The IRS has the statutory right to examine your records. You are required by law to respond fully and accurately to IRS inquiries.  However, there are certain practices and approaches that can improve your chances of minimal cost.

  1. Remember that the agent's job is to generate revenue for the government.  Some agents are very personable.  Do not chat idly with the agent.  Maintain a cordial, yet distant relationship.
  2. The ideal workspace for the agent would be clean, isolated from the daily activity of your office, and civilized, but not too comfortable.
  3. Do not allow the agent to freely roam through your files.  You may be surprised how often they can trip over sensitive issues.  You should ask the agent to clear all documentation requests through designated personnel.
  4. If the agent asks you any questions about which you are the least bit concerned, you should tell the agent that you will have to get back to them.  You should then call us to review your concerns prior to answering.  However, try not to appear that you are hiding anything.
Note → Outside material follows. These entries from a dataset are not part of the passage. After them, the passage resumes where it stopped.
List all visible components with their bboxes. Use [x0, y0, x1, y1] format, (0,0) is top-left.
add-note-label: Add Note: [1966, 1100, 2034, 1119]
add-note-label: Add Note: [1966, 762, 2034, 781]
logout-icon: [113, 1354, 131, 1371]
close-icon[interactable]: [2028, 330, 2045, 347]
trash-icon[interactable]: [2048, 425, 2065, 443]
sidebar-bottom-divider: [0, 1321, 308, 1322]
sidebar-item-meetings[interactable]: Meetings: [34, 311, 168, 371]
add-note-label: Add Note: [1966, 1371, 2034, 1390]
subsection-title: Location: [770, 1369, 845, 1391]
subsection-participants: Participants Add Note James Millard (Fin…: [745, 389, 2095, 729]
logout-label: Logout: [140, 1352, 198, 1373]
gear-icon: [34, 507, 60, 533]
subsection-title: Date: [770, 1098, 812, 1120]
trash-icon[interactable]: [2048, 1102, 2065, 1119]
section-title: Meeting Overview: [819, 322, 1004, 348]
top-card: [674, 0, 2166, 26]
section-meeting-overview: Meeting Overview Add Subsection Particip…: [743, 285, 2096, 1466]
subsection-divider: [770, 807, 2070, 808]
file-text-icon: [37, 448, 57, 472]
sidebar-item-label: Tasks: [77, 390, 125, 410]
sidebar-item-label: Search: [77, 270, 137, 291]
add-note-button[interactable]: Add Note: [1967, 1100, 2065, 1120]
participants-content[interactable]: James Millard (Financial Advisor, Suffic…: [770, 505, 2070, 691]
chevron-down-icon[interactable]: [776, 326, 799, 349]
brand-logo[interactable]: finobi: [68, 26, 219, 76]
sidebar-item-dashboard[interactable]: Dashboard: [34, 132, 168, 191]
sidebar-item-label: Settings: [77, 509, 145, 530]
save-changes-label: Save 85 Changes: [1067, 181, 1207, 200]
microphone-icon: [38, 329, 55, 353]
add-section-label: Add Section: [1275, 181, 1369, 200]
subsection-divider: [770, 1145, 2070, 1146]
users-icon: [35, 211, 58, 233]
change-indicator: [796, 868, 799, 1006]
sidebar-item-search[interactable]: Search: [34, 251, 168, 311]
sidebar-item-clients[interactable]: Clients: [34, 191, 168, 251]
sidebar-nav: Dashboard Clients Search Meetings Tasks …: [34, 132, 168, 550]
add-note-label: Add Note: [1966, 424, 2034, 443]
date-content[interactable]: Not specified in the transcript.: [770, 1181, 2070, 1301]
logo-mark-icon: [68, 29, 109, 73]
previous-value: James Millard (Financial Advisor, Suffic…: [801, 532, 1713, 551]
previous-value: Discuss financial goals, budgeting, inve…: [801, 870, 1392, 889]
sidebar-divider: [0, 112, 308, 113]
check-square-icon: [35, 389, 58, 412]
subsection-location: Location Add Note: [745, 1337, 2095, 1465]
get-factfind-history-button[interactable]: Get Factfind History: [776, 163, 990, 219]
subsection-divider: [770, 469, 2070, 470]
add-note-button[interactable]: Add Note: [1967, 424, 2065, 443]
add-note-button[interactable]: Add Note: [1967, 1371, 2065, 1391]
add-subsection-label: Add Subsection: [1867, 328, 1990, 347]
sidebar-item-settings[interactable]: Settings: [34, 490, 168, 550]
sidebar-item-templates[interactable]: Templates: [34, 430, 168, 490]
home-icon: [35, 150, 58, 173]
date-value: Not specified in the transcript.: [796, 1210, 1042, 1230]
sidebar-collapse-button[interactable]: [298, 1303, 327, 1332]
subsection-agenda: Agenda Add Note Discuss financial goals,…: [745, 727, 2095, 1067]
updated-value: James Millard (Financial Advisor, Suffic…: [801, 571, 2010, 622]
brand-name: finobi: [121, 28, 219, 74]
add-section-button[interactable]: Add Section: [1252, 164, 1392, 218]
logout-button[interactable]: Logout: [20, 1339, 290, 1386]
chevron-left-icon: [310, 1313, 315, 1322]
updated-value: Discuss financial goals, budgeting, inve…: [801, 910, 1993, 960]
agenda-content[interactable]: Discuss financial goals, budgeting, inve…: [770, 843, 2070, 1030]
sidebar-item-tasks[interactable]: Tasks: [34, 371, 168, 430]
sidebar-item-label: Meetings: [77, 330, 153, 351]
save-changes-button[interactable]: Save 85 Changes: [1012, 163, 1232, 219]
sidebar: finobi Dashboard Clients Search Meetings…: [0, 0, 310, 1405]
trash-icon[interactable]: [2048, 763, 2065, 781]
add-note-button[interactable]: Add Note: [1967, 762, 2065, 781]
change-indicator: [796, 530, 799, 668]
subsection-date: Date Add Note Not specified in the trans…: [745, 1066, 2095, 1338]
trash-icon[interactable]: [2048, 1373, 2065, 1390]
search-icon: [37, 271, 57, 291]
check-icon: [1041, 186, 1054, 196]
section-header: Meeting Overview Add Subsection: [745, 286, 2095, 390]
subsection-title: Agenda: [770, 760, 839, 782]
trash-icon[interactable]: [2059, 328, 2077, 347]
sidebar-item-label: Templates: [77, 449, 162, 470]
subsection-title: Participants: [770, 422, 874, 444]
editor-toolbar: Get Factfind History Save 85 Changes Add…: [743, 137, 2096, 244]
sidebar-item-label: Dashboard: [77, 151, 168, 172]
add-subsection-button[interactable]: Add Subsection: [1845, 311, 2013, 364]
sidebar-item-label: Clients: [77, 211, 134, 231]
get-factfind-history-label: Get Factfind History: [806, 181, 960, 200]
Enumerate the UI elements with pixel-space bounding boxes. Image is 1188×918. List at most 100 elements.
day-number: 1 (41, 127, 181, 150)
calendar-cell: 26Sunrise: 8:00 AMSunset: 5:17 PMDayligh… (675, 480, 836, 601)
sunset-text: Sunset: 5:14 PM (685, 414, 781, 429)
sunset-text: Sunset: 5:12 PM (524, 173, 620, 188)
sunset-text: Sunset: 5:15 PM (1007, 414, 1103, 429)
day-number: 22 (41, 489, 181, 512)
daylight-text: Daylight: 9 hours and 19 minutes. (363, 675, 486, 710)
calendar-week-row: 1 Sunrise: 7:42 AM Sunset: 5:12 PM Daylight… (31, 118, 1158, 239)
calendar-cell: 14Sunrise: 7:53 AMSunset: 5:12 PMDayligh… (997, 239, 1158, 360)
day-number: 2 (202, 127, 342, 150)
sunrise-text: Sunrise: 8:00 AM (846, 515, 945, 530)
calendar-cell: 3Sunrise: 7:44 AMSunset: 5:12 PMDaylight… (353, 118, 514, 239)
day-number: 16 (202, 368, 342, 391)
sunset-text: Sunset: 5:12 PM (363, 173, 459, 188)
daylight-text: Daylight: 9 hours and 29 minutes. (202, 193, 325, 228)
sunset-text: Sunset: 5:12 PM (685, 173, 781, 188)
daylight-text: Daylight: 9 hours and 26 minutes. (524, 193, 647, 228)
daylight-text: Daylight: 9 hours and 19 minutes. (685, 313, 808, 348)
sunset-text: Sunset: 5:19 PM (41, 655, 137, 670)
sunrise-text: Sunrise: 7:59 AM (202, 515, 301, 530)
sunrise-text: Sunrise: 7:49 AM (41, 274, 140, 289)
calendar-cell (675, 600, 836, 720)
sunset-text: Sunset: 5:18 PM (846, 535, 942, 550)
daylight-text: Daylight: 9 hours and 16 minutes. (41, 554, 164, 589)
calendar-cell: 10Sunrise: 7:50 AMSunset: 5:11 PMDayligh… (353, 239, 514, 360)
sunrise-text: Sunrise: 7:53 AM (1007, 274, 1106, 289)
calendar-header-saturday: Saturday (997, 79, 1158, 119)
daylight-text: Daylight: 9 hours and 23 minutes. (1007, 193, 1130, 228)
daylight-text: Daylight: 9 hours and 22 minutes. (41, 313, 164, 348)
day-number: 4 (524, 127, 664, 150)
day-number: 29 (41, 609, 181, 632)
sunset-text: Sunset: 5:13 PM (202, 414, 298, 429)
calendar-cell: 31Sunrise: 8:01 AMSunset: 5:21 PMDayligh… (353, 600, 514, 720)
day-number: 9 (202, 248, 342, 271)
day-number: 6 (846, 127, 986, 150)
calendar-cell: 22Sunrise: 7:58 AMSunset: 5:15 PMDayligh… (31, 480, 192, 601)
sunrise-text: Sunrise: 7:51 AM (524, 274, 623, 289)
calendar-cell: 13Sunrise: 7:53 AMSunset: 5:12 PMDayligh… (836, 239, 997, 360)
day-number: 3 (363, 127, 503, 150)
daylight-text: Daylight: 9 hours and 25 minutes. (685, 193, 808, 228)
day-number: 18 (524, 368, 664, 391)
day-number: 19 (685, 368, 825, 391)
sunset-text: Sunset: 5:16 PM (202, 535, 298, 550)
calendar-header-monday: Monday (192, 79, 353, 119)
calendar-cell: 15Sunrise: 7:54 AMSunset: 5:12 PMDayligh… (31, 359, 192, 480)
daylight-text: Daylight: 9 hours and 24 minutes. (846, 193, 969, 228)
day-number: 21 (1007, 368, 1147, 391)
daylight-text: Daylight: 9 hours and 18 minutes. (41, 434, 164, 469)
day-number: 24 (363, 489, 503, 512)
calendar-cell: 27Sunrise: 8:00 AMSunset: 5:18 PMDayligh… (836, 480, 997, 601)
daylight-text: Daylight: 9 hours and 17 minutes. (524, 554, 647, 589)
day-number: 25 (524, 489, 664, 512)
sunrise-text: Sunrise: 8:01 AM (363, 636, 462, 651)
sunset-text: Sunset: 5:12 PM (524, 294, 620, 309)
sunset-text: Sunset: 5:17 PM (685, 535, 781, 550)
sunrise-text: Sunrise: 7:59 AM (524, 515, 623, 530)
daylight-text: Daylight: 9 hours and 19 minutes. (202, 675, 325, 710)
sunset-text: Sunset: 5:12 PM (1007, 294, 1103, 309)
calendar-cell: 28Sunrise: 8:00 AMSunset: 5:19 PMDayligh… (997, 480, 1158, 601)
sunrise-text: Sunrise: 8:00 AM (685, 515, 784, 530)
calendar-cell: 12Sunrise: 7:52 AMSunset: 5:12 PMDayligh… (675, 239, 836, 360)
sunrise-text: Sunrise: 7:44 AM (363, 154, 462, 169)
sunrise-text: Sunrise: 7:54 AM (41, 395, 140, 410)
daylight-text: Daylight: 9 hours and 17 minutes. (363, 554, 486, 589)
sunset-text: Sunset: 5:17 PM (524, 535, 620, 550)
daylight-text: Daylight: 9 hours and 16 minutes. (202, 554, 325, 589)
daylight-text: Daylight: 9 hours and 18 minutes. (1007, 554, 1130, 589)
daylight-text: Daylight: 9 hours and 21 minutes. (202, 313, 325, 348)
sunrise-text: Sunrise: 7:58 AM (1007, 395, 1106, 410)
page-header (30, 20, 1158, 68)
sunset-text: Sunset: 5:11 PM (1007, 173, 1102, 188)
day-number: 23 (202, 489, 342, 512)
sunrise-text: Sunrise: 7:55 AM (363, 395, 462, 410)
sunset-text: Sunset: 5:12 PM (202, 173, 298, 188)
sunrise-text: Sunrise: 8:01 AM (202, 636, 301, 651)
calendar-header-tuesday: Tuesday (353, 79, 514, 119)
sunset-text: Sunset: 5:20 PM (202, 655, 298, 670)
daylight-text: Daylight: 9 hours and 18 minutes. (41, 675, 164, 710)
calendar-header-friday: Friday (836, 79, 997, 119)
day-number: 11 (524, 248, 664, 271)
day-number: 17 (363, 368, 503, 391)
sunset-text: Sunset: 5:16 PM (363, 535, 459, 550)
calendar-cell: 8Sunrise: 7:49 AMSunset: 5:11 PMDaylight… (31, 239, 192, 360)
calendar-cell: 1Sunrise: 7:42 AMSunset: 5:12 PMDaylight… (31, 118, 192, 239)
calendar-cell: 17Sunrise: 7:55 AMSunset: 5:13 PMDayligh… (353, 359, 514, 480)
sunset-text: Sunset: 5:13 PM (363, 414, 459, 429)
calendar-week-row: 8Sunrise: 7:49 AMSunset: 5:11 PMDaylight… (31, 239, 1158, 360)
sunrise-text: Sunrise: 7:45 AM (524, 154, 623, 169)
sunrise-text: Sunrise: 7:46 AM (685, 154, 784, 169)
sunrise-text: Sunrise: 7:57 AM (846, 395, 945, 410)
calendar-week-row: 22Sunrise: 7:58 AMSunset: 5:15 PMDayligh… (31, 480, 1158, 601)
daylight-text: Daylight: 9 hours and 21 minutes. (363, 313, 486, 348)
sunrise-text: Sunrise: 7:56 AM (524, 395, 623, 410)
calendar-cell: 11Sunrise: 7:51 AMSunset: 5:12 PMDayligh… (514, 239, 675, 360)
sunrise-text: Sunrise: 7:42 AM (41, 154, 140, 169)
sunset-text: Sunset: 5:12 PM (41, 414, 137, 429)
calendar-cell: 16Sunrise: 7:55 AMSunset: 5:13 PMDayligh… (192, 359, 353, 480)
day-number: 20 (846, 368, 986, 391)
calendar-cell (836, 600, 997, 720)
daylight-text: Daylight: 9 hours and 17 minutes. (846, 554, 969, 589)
  5. Do not concede any issues.  It is possible that even issues that are "dead in the water" can be traded for less clear issues.
  6.  It may be necessary to appeal the agent's findings.  An agent will usually need to prepare a much more detailed report if the audit remains unagreed and goes to appeal.  They usually prefer to settle cases without expending this additional work.  This is another reason not to concede issues.